In her press release, Ginsburg admitted to having started chemotherapy yet again in mid-May, after immunotherapy failed, as well as suffering from gall stones and an infection. The chemo is working, though, because her liver lesions are shrinking. For the time being, she feels capable of continuing on the Supreme Court and has no intention of leaving:
Statement from Supreme Court Justice Ruth Bader Ginsburg: pic.twitter.com/wLzn0SscC2
— Benny (@bennyjohnson) July 17, 2020
It's ghoulish to speculate about the health of an elderly cancer patient, but the Supreme Court has acquired disproportionate power over the last seventy years, making speculation inevitable. The Court no longer functions as a constitutional guardian. Instead, it too often acts as a third legislative branch and a reliably leftist one at that. Ginsburg has been a leader in this development.
If Ginsburg were to decide that sitting on the Court is deleterious to her health and retire soon, Trump would still have a chance to get one more conservative justice on the Court before the election. Sen. Mitch McConnell has stated that he will do what it takes to get another conservative on the Supreme Court while Trump is still perched firmly in the White House. That is why Ginsburg refuses to step down.
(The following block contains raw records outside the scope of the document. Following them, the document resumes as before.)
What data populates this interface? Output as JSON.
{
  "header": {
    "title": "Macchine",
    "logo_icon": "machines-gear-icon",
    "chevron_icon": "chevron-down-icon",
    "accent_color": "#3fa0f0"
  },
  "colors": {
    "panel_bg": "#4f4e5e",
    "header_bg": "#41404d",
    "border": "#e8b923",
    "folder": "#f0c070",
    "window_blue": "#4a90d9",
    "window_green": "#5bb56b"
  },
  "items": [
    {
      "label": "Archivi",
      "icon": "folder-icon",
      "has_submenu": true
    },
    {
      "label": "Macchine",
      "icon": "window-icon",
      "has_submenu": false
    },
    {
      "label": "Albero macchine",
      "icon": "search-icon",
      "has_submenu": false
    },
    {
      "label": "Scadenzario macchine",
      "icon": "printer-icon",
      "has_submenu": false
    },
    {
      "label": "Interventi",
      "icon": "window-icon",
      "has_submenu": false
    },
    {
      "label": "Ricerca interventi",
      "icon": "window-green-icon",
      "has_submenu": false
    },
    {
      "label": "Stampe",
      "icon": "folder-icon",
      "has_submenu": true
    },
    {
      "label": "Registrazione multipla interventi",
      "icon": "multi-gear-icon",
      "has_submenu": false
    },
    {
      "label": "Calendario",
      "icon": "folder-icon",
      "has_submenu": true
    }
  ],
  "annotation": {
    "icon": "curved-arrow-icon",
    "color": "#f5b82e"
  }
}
Should McConnell get another conservative justice on the bench, doing so would (one hopes) put an end to judicial activism. It could rein in Justice Gorsuch’s rigid-to-the-point-of-stupidity textualism. It might also constrain Justice Roberts, who is usually conservative on the little stuff but is reliably leftist on the big stuff. Whether this is because of hatred for Trump, blackmail, or something else is irrelevant. It’s enough to know that he is unwilling to protect Americans’ constitutional rights.
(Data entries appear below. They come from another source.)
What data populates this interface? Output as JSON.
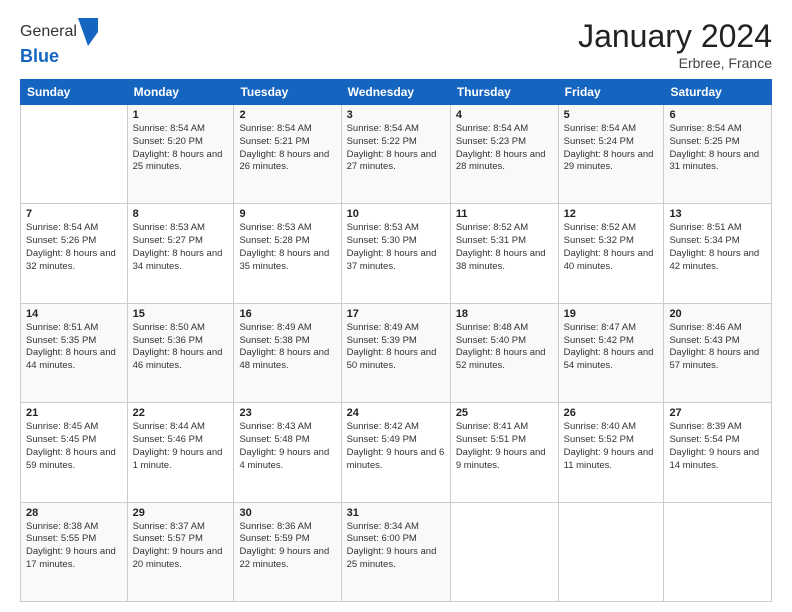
{
  "logo": {
    "general": "General",
    "blue": "Blue"
  },
  "title": "January 2024",
  "subtitle": "Erbree, France",
  "days_header": [
    "Sunday",
    "Monday",
    "Tuesday",
    "Wednesday",
    "Thursday",
    "Friday",
    "Saturday"
  ],
  "weeks": [
    [
      {
        "day": "",
        "sunrise": "",
        "sunset": "",
        "daylight": ""
      },
      {
        "day": "1",
        "sunrise": "Sunrise: 8:54 AM",
        "sunset": "Sunset: 5:20 PM",
        "daylight": "Daylight: 8 hours and 25 minutes."
      },
      {
        "day": "2",
        "sunrise": "Sunrise: 8:54 AM",
        "sunset": "Sunset: 5:21 PM",
        "daylight": "Daylight: 8 hours and 26 minutes."
      },
      {
        "day": "3",
        "sunrise": "Sunrise: 8:54 AM",
        "sunset": "Sunset: 5:22 PM",
        "daylight": "Daylight: 8 hours and 27 minutes."
      },
      {
        "day": "4",
        "sunrise": "Sunrise: 8:54 AM",
        "sunset": "Sunset: 5:23 PM",
        "daylight": "Daylight: 8 hours and 28 minutes."
      },
      {
        "day": "5",
        "sunrise": "Sunrise: 8:54 AM",
        "sunset": "Sunset: 5:24 PM",
        "daylight": "Daylight: 8 hours and 29 minutes."
      },
      {
        "day": "6",
        "sunrise": "Sunrise: 8:54 AM",
        "sunset": "Sunset: 5:25 PM",
        "daylight": "Daylight: 8 hours and 31 minutes."
      }
    ],
    [
      {
        "day": "7",
        "sunrise": "Sunrise: 8:54 AM",
        "sunset": "Sunset: 5:26 PM",
        "daylight": "Daylight: 8 hours and 32 minutes."
      },
      {
        "day": "8",
        "sunrise": "Sunrise: 8:53 AM",
        "sunset": "Sunset: 5:27 PM",
        "daylight": "Daylight: 8 hours and 34 minutes."
      },
      {
        "day": "9",
        "sunrise": "Sunrise: 8:53 AM",
        "sunset": "Sunset: 5:28 PM",
        "daylight": "Daylight: 8 hours and 35 minutes."
      },
      {
        "day": "10",
        "sunrise": "Sunrise: 8:53 AM",
        "sunset": "Sunset: 5:30 PM",
        "daylight": "Daylight: 8 hours and 37 minutes."
      },
      {
        "day": "11",
        "sunrise": "Sunrise: 8:52 AM",
        "sunset": "Sunset: 5:31 PM",
        "daylight": "Daylight: 8 hours and 38 minutes."
      },
      {
        "day": "12",
        "sunrise": "Sunrise: 8:52 AM",
        "sunset": "Sunset: 5:32 PM",
        "daylight": "Daylight: 8 hours and 40 minutes."
      },
      {
        "day": "13",
        "sunrise": "Sunrise: 8:51 AM",
        "sunset": "Sunset: 5:34 PM",
        "daylight": "Daylight: 8 hours and 42 minutes."
      }
    ],
    [
      {
        "day": "14",
        "sunrise": "Sunrise: 8:51 AM",
        "sunset": "Sunset: 5:35 PM",
        "daylight": "Daylight: 8 hours and 44 minutes."
      },
      {
        "day": "15",
        "sunrise": "Sunrise: 8:50 AM",
        "sunset": "Sunset: 5:36 PM",
        "daylight": "Daylight: 8 hours and 46 minutes."
      },
      {
        "day": "16",
        "sunrise": "Sunrise: 8:49 AM",
        "sunset": "Sunset: 5:38 PM",
        "daylight": "Daylight: 8 hours and 48 minutes."
      },
      {
        "day": "17",
        "sunrise": "Sunrise: 8:49 AM",
        "sunset": "Sunset: 5:39 PM",
        "daylight": "Daylight: 8 hours and 50 minutes."
      },
      {
        "day": "18",
        "sunrise": "Sunrise: 8:48 AM",
        "sunset": "Sunset: 5:40 PM",
        "daylight": "Daylight: 8 hours and 52 minutes."
      },
      {
        "day": "19",
        "sunrise": "Sunrise: 8:47 AM",
        "sunset": "Sunset: 5:42 PM",
        "daylight": "Daylight: 8 hours and 54 minutes."
      },
      {
        "day": "20",
        "sunrise": "Sunrise: 8:46 AM",
        "sunset": "Sunset: 5:43 PM",
        "daylight": "Daylight: 8 hours and 57 minutes."
      }
    ],
    [
      {
        "day": "21",
        "sunrise": "Sunrise: 8:45 AM",
        "sunset": "Sunset: 5:45 PM",
        "daylight": "Daylight: 8 hours and 59 minutes."
      },
      {
        "day": "22",
        "sunrise": "Sunrise: 8:44 AM",
        "sunset": "Sunset: 5:46 PM",
        "daylight": "Daylight: 9 hours and 1 minute."
      },
      {
        "day": "23",
        "sunrise": "Sunrise: 8:43 AM",
        "sunset": "Sunset: 5:48 PM",
        "daylight": "Daylight: 9 hours and 4 minutes."
      },
      {
        "day": "24",
        "sunrise": "Sunrise: 8:42 AM",
        "sunset": "Sunset: 5:49 PM",
        "daylight": "Daylight: 9 hours and 6 minutes."
      },
      {
        "day": "25",
        "sunrise": "Sunrise: 8:41 AM",
        "sunset": "Sunset: 5:51 PM",
        "daylight": "Daylight: 9 hours and 9 minutes."
      },
      {
        "day": "26",
        "sunrise": "Sunrise: 8:40 AM",
        "sunset": "Sunset: 5:52 PM",
        "daylight": "Daylight: 9 hours and 11 minutes."
      },
      {
        "day": "27",
        "sunrise": "Sunrise: 8:39 AM",
        "sunset": "Sunset: 5:54 PM",
        "daylight": "Daylight: 9 hours and 14 minutes."
      }
    ],
    [
      {
        "day": "28",
        "sunrise": "Sunrise: 8:38 AM",
        "sunset": "Sunset: 5:55 PM",
        "daylight": "Daylight: 9 hours and 17 minutes."
      },
      {
        "day": "29",
        "sunrise": "Sunrise: 8:37 AM",
        "sunset": "Sunset: 5:57 PM",
        "daylight": "Daylight: 9 hours and 20 minutes."
      },
      {
        "day": "30",
        "sunrise": "Sunrise: 8:36 AM",
        "sunset": "Sunset: 5:59 PM",
        "daylight": "Daylight: 9 hours and 22 minutes."
      },
      {
        "day": "31",
        "sunrise": "Sunrise: 8:34 AM",
        "sunset": "Sunset: 6:00 PM",
        "daylight": "Daylight: 9 hours and 25 minutes."
      },
      {
        "day": "",
        "sunrise": "",
        "sunset": "",
        "daylight": ""
      },
      {
        "day": "",
        "sunrise": "",
        "sunset": "",
        "daylight": ""
      },
      {
        "day": "",
        "sunrise": "",
        "sunset": "",
        "daylight": ""
      }
    ]
  ]
}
As it is, though, with Ginsburg’s announcement, it’s pretty clear to everyone that the winning 2020 presidential candidate will have the opportunity to fill Ginsburg’s seat. The Supreme Court, which ought to be the invisible, retiring branch of the federal government, will once again suck up much of the oxygen in the upcoming election.
As Scott Adams has said, this November’s election is a possible “extinction event” for a constitutional America. As part of that extinction event, voters will be deciding whether they want a strict constructionist Supreme Court, which abides by the Constitution and leaves the rest to the people acting through their representatives, or an activist Supreme Court, which operates as the Democrat wish-fulfillment branch of the government. After all, it’s clear that the next president is going to be the one who appoints the justice who swings the court in one of those two directions.